Saturday, May 21, 2011

Fuel For Heating and Cooking




Fireplace Wood, Stove Wood and Kindling

I grew up on a small farm consisting of 280 acres (+-) four miles north of Millry, AL on a dirt road, with no power from a power company, no telephone, no indoor toilets, but a house full of love.

Daddy was a farmer/engineer. While he was farming, he had two main field hands, Dennis Turner and Tommy Land who worked on our farm.  Dennis was a tall, heavy set man that didn’t appear to move very fast, but he put in as much or more than anyone else with his steady gait.  Tommy was a little shorter and was muscular and went at his work tasks in at a rapid pace, but his work yield just couldn’t quite measure up to Dennis’. 

This was quite evident after all the field crops were “laid by” in mid-summer, wood cutting took place.  They would cut wood in two lengths, one for “house”, fireplace wood and another length for stove length wood.  After cutting the trees, mostly oak for the house wood and oak, ash, and some pine for the stove, they would haul it in to the back yard and unload it under two huge water oak trees for splitting. 

Dennis would go at his steady pace while Tommy would go at his faster pace.  Dennis’ pile of wood would be larger than Tommy’s pile at the end of the day. I think Dennis’ size and weight enabled him to split the wood with fewer strokes than Tommy’s.  

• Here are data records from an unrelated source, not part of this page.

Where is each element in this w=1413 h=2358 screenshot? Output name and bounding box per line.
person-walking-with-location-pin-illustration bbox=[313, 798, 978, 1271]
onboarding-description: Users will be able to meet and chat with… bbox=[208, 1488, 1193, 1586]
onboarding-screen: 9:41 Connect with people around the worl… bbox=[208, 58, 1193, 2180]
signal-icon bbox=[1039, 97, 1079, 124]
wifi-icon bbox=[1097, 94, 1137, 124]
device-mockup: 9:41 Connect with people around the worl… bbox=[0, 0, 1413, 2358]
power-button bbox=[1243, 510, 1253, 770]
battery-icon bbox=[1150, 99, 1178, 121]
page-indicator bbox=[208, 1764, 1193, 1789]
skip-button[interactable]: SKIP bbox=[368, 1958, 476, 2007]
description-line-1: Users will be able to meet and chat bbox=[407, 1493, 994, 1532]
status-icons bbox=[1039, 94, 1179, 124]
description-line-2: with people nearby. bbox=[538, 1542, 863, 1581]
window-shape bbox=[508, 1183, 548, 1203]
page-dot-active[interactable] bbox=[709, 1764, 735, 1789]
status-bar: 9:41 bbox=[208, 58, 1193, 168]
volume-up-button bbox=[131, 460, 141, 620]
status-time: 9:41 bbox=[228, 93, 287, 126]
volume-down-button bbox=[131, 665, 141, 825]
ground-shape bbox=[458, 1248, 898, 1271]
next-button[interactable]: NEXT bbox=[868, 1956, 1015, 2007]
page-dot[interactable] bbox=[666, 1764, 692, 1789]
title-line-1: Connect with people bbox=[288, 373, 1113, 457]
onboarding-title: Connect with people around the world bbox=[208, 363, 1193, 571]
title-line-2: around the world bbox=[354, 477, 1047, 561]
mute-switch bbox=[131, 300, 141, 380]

After the splitting was done, the stove wood was stacked in even, level stacks along the west side of the garage building and under the wood shed.  The house wood was stacked along the east side of my grandfather’s old medical office building.  It was also stacked very level and even.

I would usually make a game out of as much as I could.  So, I’d use my little red wagon to haul the stove wood form the woodshed to the back steps. Once, Daddy made me some “standards” (stanchions) so I could haul up to 50 sticks of stove wood in the wagon.  (I guess I spent more energy pulling the loaded wagon through the sandy yard than it would have been to “tote” the wood in from the woodshed!) Then I’d fill up the wood box on the back porch by the kitchen door. 

At times, the wood would be “green” (not seasoned) or would get wet from rain, so Mother would put several sticks of the oak wood in the old Home Comfort stove’s oven after dinner to let it cure or dry faster.  By doing this, it gave a great flavor to biscuits, etc. that were baked in the oven.

When I was small, it was my older brother Joe’s job to get the house wood in and fill the box on the sleeping porch, near the “room” door. (the main bedroom that had a fireplace )  My job was the stove wood.

The other wood we used was “lightered. (kindling)  This was heart pine that was rich in very flammable tinder used to start fires.  Daddy and the hands would go out in the “piney woods” and haul in the lightered in late summer, the “fatter” (richer), the better.  Then someone would cut it in short lengths and split it in finger sized pieces to use in starting the fires in the stove or the three fireplaces in the house.  

Also, lightered was used to cook out cane syrup at the cane mill.  So, it took quite a bit of it to be prepared for the house fires and the cane mill.